Representação do Fórum das Religiões de Matriz Africana de Florianópolis e Região durante a Greve Geral das Mulheres no dia 08 de março de 2018.

“Começamos a fazer reuniões falando sobre ervas e saúde, tivemos biodança, grupo de estudos, dança de expressão Orisá, aula de tambor e canto, terapias em grupo. Tivemos as visitas de abrigos de crianças, passamos a fazer doações aos abrigos de idosos, fizemos uma horta orgânica e plantamos também ervas aromatizantes, medicinais e para banhos. Falamos dentro do terreiro sobre a própria filosofia de vida, o modo como a gente vê o mundo através do terreiro, rodas com mulheres negras lgbtq+, com o empoderamento dos corpos negros que habitam aquele espaço, visibilização de casais não heteronormativos e a resistência através do matriarcado da casa, já que a maioria das omorisás são mulheres. Essas pessoas começaram a falar e se comunicar” (Mãe Bárbara).

Hoje as ações do terreiro que são contínuas, são voltadas as pessoas que freqüentam ele efetivamente, e ao público em geral. Tais atividades são sustentadas, através das mensalidades das pessoas que se comprometem a abraçar a estrutura do terreiro, e também de eventos paralelos, festas e que arrecadam fundos para a realização de todas as atividades previstas no calendário anual. As dificuldades encontradas para realizar tais ações, na opinião da ialorixá, são as financeiras, que atinge de modo geral a população humana para se manter, e também as questões trazidas pela sociedade, com os atravessamentos de outras visões de mundo e ideologias que estruturam esta última de forma hostil.

“Vejo que as atividades tem levantado a auto-estima das pessoas, têm contribuído para o cuidado da saúde física e mental, têm levado os jovens e adultos a estudar, salientando os cuidados com os riscos cotidianos. Os mais velhos passam a serem mais ouvidos e cuidados, as pessoas começaram a se olhar de forma diferente e ver o mundo, a partir de uma ética comportamental” (Mãe Bárbara).

Mas é no falar sobre a relação que essas atividades possuem com a religião que Mãe Bárbara avança nas ideias de quilombismo de Nascimento, pois para além de afirmar a importância desse movimento quilombista de resgatar os valores da cultura afrobrasileira, a ialorixá com sua experiência junto às religiões de matriz africana os nomeia, falando da importância da ancestralidade, coletividade, oralidade, que tais ações podem trazer.

“As atividades fazem parte de uma ética de se perceber no outro, quando um corpo está doente, todos estão. Essa ‘doença’ pode ser psíquica, física e/ou comportamental.Quando a gente trás a “cura” através da alegria e o comprometimento ético uns com os outros , que são conceitos da filosofia de Orisá (este Orisá como ferramenta e ser do natural), você consegue olhar para o mundo e ter uma postura diferente diante dele. Orisa é vida, nós fazemos parte da vida uns com os outros, a vida é em toda sua existência sagrada!” (Mãe Bárbara).
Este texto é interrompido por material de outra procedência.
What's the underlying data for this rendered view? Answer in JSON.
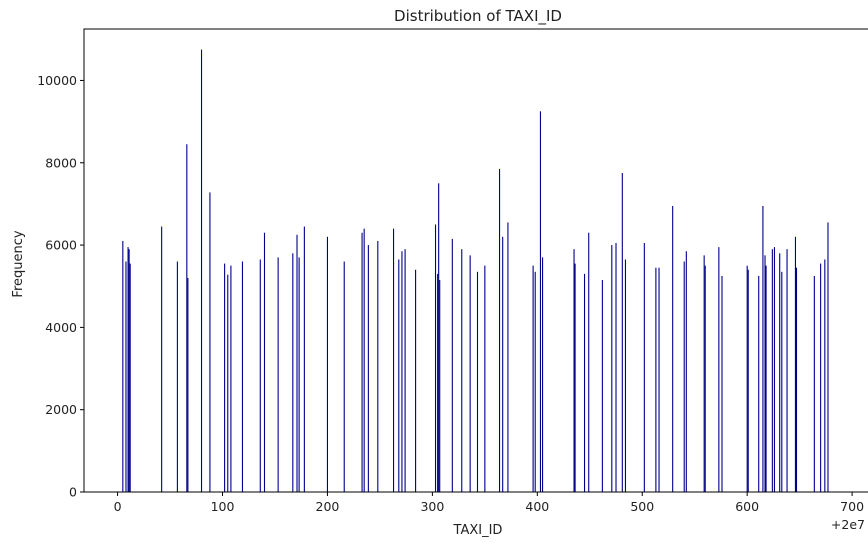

Aqui percebemos como as questões estéticas implicam no trabalho com auto- estima, fenômenos também percebido na dissertação de Gomes (2017) em sua dissertação intitulada “Posso tocar no seu cabelo?” Entre o “liso” e o “crespo”: transição

capilar, uma (re) construção identitária? que aborda os processos de transição

capilar15 e como através destes processos, emerge o racismo. Para tanto, a autora retoma como o imaginário social sobre a estética negra se constituiu no Brasil entre os séculos XIX e XX, a fim de contextualizar a relação problemática de gerações de mulheres negras com seus corpos, e mais especificamente, seus cabelos. Nas considerações preliminares deste campo fértil de estudos, Gomes (2017) argumenta que os processos de identificação vivenciados de forma coletiva e pessoal em uma rede social, promovem sociabilidade e transformação, assim como a emergência desta beleza provoca racismo e poderes, gerando conflitos e novos significados.

Nesse sentido no contexto das religiões de matriz africana a valorização da estética dentro dos processos identitários é uma das apostas para introduzir novas visões de mundo e, sobretudo, ajudar às pessoas a se auto-identificarem e assumirem a própria estética afro valorizada nos rituais dos terreiros, nas roupas, nos colares, nas cores, nos ritmos, dentre outros aspectos. Estética esta sem ser necessariamente uma folclorização, ou exclusivamente uma questão espiritual, mas estética esta que permite tomar consciência de si, agindo no mundo de forma criativa.